Children's Hospital of Eastern Ontario Research Institute, 401 Smyth Road, Ottawa, Ontario K1J 8L1, Canada.
BMC Med Inform Decis Mak. 2010 Apr 2;10:18. doi: 10.1186/1472-6947-10-18.
A common disclosure control practice for health datasets is to identify small geographic areas and either suppress records from these small areas or aggregate them into larger ones. A recent study provided a method for deciding when an area is too small based on the uniqueness criterion. The uniqueness criterion stipulates that an the area is no longer too small when the proportion of unique individuals on the relevant variables (the quasi-identifiers) approaches zero. However, using a uniqueness value of zero is quite a stringent threshold, and is only suitable when the risks from data disclosure are quite high. Other uniqueness thresholds that have been proposed for health data are 5% and 20%.
We estimated uniqueness for urban Forward Sortation Areas (FSAs) by using the 2001 long form Canadian census data representing 20% of the population. We then constructed two logistic regression models to predict when the uniqueness is greater than the 5% and 20% thresholds, and validated their predictive accuracy using 10-fold cross-validation. Predictor variables included the population size of the FSA and the maximum number of possible values on the quasi-identifiers (the number of equivalence classes).
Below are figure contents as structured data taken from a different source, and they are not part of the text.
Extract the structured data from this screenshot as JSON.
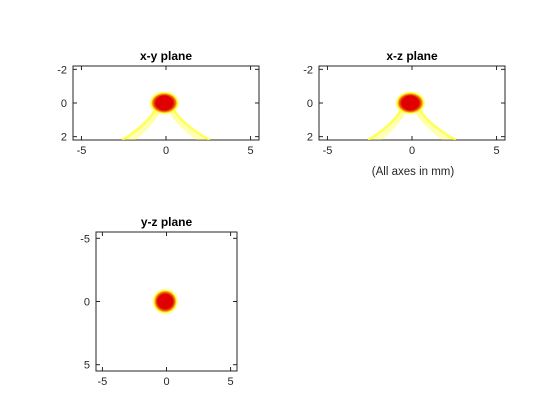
{
  "figure": {
    "note": "(All axes in mm)"
  },
  "colors": {
    "core": "#e00000",
    "halo": "#ffff3c",
    "axis": "#262626",
    "background": "#ffffff"
  },
  "chart_data": [
    {
      "type": "heatmap",
      "title": "x-y plane",
      "xlim": [
        -5.5,
        5.5
      ],
      "ylim": [
        -2.2,
        2.2
      ],
      "y_reversed": true,
      "xticks": [
        -5,
        0,
        5
      ],
      "yticks": [
        -2,
        0,
        2
      ],
      "xtick_labels": [
        "-5",
        "0",
        "5"
      ],
      "ytick_labels": [
        "-2",
        "0",
        "2"
      ],
      "spot": {
        "x": -0.1,
        "y": 0,
        "core_radius": 0.5,
        "halo_radius": 0.8
      },
      "cone": {
        "apex": [
          -0.1,
          -0.4
        ],
        "left_end": [
          -2.6,
          2.2
        ],
        "right_end": [
          2.6,
          2.2
        ]
      }
    },
    {
      "type": "heatmap",
      "title": "x-z plane",
      "xlim": [
        -5.5,
        5.5
      ],
      "ylim": [
        -2.2,
        2.2
      ],
      "y_reversed": true,
      "xticks": [
        -5,
        0,
        5
      ],
      "yticks": [
        -2,
        0,
        2
      ],
      "xtick_labels": [
        "-5",
        "0",
        "5"
      ],
      "ytick_labels": [
        "-2",
        "0",
        "2"
      ],
      "spot": {
        "x": -0.1,
        "y": 0,
        "core_radius": 0.5,
        "halo_radius": 0.8
      },
      "cone": {
        "apex": [
          -0.1,
          -0.4
        ],
        "left_end": [
          -2.6,
          2.2
        ],
        "right_end": [
          2.6,
          2.2
        ]
      }
    },
    {
      "type": "heatmap",
      "title": "y-z plane",
      "xlim": [
        -5.5,
        5.5
      ],
      "ylim": [
        -5.5,
        5.5
      ],
      "y_reversed": true,
      "xticks": [
        -5,
        0,
        5
      ],
      "yticks": [
        -5,
        0,
        5
      ],
      "xtick_labels": [
        "-5",
        "0",
        "5"
      ],
      "ytick_labels": [
        "-5",
        "0",
        "5"
      ],
      "spot": {
        "x": -0.1,
        "y": 0,
        "core_radius": 0.6,
        "halo_radius": 0.9
      },
      "cone": null
    }
  ]
}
All model parameters were significant and the models had very high prediction accuracy, with specificity above 0.9, and sensitivity at 0.87 and 0.74 for the 5% and 20% threshold models respectively. The application of the models was illustrated with an analysis of the Ontario newborn registry and an emergency department dataset. At the higher thresholds considerably fewer records compared to the 0% threshold would be considered to be in small areas and therefore undergo disclosure control actions. We have also included concrete guidance for data custodians in deciding which one of the three uniqueness thresholds to use (0%, 5%, 20%), depending on the mitigating controls that the data recipients have in place, the potential invasion of privacy if the data is disclosed, and the motives and capacity of the data recipient to re-identify the data.
The models we developed can be used to manage the re-identification risk from small geographic areas. Being able to choose among three possible thresholds, a data custodian can adjust the definition of "small geographic area" to the nature of the data and recipient.
对于医疗数据集,一种常见的披露控制实践是标识小的地理区域,要么从这些小区域中删除记录,要么将它们汇总到更大的区域中。最近的一项研究提供了一种基于独特性标准来确定区域是否过小的方法。独特性标准规定,当相关变量(准标识符)上的唯一个体比例接近零时,该区域不再过小。然而,使用零的独特性值是一个相当严格的阈值,仅当数据披露的风险相当高时才适用。其他针对医疗数据提出的独特性阈值为 5%和 20%。
我们使用代表 20%人口的 2001 年加拿大长式普查数据来估计城市 FSA 的独特性。然后,我们构建了两个逻辑回归模型来预测独特性何时大于 5%和 20%的阈值,并使用 10 折交叉验证来验证其预测准确性。预测变量包括 FSA 的人口规模和准标识符上可能的值的最大值(等价类的数量)。
所有模型参数均具有统计学意义,并且模型具有非常高的预测准确性,特异性均高于 0.9,对于 5%和 20%阈值模型,敏感性分别为 0.87 和 0.74。通过对安大略省新生儿登记处和急诊科数据集的分析,说明了模型的应用。在较高的阈值下,与 0%阈值相比,将有相当少的记录被认为是在小区域内,因此将进行披露控制操作。我们还为数据保管人提供了具体的指导,以根据数据接收方已实施的减轻控制措施、数据披露可能侵犯的隐私、数据接收方重新识别数据的动机和能力,来决定使用三个独特性阈值之一(0%、5%、20%)。
我们开发的模型可用于管理来自小地理区域的重新识别风险。数据保管人可以通过在三种可能的阈值之间进行选择,根据数据和接收方的性质来调整“小地理区域”的定义。